What’s Up With the Ending?

Round and Round and Round She Goes

Like a recurring dream about that geometry test you failed freshman year, the Jarretts are going around in circles. After a huge fight with Beth, Conrad thinks, "Circles and more circles, where does it end? How can it end?" (28.98). They've been having the same fight all throughout the book—it's about how to handle Conrad—and it just keeps getting bigger without going anyway.

What else goes around in circles? Toilet water down the drain, that's what.

We'll give Beth some credit, we guess, because she flushes the theoretical toilet and leaves the family.

It's kind of surprising that she does this, actually, because the night before, she let Conrad give her a hug. That's a huge thing for Beth—but note that she doesn't seem to reciprocate it. And as the text says, "Her face is hidden from Cal, also" (29.21). Beth's still a mystery, when all Calvin wants is to figure her out.

But Beth can't figure herself out, so she jumps from this sinking ship, which leaves her a great mystery to us, too. Add "What's up with Beth Jarrett?" to "Is there life on other planets?" and "Would Twinkies survive a nuclear holocaust?" to the list of questions the world may never know the answer to.

Good Cal Hunting

On the other hand, Calvin and Conrad totally have their Good Will Hunting moment when they tell each other that "It's nobody's fault" (31.68). What is "it" here? No, not New Coke. They're talking about Buck's death, Conrad's suicide attempt, Beth's flight from the family. You know, the whole family falling apart, which isn't nearly as bad as New Coke.

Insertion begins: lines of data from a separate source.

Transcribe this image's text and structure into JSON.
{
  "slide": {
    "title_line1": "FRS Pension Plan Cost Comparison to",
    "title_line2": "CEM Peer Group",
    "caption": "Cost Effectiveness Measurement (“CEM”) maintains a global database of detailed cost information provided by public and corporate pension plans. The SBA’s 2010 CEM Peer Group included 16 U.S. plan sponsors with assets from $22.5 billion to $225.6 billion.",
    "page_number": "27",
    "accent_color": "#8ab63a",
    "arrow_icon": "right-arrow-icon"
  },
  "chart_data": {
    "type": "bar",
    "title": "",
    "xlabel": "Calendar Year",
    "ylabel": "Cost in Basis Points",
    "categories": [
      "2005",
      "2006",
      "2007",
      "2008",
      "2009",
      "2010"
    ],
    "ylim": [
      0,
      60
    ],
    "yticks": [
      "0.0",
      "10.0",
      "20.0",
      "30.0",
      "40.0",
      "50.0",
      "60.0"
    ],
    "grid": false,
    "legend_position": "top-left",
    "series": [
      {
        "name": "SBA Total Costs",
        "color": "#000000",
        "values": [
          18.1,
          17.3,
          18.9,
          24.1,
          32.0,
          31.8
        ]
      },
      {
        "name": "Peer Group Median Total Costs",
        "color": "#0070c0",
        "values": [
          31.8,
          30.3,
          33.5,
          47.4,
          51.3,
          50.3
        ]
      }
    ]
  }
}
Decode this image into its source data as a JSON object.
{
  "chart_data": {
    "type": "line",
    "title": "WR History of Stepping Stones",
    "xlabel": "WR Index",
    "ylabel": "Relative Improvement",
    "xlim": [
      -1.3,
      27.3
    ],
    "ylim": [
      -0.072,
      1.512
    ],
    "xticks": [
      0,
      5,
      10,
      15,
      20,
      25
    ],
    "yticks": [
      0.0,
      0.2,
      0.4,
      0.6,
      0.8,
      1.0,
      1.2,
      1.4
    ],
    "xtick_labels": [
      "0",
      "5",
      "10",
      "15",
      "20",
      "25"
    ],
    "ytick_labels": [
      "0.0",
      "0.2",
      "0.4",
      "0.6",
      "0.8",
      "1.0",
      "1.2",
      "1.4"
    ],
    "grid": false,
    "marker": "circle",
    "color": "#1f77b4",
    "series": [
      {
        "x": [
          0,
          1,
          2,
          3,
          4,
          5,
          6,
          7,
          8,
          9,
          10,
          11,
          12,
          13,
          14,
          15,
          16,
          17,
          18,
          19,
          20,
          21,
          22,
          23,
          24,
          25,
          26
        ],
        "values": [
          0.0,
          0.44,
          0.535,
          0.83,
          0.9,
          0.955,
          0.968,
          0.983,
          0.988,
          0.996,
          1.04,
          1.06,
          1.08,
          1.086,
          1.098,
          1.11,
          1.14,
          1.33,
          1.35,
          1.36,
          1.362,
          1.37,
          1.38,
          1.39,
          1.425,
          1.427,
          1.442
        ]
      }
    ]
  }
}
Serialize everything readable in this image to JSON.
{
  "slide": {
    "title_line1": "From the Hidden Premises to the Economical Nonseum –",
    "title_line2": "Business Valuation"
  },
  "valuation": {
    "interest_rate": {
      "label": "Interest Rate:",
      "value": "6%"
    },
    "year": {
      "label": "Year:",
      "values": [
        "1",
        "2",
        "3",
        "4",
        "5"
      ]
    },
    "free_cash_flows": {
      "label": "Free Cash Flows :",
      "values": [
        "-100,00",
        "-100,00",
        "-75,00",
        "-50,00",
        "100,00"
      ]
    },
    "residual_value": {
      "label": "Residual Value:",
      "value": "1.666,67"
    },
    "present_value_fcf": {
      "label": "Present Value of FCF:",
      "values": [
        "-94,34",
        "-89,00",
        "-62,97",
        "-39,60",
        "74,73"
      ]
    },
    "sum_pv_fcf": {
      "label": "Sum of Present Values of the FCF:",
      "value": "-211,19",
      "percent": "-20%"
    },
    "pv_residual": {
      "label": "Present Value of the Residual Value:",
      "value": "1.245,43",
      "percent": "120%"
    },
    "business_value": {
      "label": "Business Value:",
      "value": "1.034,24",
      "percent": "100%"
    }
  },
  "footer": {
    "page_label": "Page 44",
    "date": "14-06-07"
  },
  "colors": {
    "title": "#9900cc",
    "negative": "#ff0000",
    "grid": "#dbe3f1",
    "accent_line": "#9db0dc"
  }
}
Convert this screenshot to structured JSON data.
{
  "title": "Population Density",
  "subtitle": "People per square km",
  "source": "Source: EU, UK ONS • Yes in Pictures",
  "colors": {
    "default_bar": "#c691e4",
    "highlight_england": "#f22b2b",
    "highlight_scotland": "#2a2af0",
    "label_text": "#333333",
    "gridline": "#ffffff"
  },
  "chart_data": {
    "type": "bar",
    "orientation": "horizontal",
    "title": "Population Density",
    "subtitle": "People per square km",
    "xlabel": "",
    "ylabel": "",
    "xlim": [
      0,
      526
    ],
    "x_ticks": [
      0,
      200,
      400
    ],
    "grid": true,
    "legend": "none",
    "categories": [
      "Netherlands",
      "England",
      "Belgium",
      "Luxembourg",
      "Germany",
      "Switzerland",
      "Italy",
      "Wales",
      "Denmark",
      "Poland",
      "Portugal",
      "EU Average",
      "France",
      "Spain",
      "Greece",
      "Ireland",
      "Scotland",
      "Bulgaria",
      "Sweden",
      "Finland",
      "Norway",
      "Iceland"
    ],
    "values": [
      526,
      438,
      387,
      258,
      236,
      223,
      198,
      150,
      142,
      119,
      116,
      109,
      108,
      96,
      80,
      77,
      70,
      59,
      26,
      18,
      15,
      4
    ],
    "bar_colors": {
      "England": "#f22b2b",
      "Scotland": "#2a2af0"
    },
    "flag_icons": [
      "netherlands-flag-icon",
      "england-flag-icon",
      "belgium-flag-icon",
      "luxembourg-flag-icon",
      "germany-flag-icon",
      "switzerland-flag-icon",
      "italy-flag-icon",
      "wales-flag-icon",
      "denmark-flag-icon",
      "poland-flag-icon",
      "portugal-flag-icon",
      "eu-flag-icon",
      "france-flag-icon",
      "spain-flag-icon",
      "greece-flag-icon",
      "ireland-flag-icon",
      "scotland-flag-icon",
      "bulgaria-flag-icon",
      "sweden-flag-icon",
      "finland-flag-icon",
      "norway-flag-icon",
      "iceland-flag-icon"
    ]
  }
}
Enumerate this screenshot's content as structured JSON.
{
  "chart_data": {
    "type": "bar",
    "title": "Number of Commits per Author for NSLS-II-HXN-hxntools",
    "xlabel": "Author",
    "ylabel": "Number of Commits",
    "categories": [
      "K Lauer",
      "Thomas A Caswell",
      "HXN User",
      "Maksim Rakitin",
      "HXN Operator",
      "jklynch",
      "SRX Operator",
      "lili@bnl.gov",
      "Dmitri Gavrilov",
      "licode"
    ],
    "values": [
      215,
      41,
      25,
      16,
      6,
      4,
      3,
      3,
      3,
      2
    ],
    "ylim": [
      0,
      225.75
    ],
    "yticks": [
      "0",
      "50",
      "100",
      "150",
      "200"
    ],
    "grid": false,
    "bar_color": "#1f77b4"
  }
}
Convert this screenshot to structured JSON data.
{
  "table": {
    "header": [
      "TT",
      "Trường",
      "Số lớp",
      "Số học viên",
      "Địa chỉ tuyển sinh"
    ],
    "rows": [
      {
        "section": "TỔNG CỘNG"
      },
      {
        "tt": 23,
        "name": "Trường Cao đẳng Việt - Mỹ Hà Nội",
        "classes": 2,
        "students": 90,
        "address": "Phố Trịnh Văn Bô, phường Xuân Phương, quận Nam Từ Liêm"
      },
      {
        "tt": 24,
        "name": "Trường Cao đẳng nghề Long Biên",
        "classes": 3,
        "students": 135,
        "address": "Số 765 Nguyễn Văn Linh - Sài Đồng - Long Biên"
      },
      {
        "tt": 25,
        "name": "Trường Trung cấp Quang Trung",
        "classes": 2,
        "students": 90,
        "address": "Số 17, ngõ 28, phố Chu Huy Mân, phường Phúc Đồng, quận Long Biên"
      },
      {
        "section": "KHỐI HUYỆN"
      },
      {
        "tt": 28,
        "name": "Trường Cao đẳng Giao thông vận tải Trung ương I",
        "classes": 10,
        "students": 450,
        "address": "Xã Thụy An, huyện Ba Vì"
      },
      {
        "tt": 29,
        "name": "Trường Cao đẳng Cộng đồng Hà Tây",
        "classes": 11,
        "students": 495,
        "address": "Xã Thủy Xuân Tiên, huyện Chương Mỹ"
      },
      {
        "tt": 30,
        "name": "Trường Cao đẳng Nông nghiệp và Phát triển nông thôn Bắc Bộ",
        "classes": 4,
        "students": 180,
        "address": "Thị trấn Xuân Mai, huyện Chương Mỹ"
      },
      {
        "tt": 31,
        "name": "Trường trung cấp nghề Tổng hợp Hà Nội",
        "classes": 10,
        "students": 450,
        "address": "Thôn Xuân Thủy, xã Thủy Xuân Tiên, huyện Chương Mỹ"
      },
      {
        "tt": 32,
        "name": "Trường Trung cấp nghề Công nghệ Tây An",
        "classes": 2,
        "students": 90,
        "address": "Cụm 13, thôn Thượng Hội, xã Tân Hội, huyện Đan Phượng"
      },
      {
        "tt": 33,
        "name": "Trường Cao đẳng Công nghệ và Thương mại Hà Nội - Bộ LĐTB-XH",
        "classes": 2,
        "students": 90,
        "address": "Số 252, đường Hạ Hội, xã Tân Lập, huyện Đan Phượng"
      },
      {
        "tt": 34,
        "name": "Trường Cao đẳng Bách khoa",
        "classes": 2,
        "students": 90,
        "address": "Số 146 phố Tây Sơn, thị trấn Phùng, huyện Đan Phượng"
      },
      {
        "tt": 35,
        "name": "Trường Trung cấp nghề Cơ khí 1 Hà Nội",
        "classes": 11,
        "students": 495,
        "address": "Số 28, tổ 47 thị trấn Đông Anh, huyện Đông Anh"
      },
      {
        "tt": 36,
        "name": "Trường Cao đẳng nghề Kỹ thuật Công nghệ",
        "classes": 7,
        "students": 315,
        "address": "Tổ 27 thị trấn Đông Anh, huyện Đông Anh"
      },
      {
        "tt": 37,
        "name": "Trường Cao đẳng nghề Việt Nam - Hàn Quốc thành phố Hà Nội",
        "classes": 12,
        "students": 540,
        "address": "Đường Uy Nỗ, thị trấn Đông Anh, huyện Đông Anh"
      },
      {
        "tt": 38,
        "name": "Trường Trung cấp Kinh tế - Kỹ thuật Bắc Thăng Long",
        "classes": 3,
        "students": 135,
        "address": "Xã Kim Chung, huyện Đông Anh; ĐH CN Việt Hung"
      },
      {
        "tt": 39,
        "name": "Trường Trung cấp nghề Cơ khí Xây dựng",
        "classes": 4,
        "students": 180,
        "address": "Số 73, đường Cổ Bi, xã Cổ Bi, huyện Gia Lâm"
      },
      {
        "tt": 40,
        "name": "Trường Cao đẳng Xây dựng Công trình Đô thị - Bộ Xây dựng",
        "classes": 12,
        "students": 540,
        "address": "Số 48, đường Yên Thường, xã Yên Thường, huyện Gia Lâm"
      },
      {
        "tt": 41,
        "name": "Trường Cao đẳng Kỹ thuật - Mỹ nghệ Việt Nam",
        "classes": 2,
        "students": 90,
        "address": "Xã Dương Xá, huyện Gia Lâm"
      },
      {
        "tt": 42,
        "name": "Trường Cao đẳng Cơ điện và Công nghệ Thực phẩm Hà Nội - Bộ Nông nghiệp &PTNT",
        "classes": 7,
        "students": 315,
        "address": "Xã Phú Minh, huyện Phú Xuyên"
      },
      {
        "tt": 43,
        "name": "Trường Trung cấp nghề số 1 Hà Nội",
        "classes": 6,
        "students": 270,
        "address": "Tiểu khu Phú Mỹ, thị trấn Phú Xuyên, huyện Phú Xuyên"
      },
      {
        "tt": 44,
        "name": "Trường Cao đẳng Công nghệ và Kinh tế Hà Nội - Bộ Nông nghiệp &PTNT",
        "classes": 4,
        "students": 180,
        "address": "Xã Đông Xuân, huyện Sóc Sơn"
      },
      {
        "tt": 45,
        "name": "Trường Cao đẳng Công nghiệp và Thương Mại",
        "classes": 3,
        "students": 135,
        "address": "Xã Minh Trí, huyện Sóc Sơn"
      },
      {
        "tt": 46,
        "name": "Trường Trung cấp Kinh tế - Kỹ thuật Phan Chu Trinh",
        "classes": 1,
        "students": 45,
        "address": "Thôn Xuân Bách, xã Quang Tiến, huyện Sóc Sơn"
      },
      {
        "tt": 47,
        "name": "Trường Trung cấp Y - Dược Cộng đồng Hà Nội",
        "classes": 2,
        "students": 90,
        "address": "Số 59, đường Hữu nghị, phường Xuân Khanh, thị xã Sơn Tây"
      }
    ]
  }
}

The men come to peace with each other, and Conrad, in the epilogue, comes to peace with his mother. After she leaves, he finds mementos she saved, and he thinks, "Do you save stuff like that if it means nothing to you?" (Epilogue.41). He's learned that she loves in a different way—by compartmentalizing everything and expressing nothing. We're not sure what the next step is, but there's a shot he might try to rebuild his relationship with her. Or maybe he'll wait for her to take the next step.

One step he does take is toward his friend Joe Lazenby. By making up with Lazenby, Conrad makes himself vulnerable. He admits that he has flaws, and he was wrong. Beth could learn something from her son here. By trying to act special, you set yourself up for disappointment. The secret to being happy isn't to be extraordinary, but simply to be an ordinary, flawed person.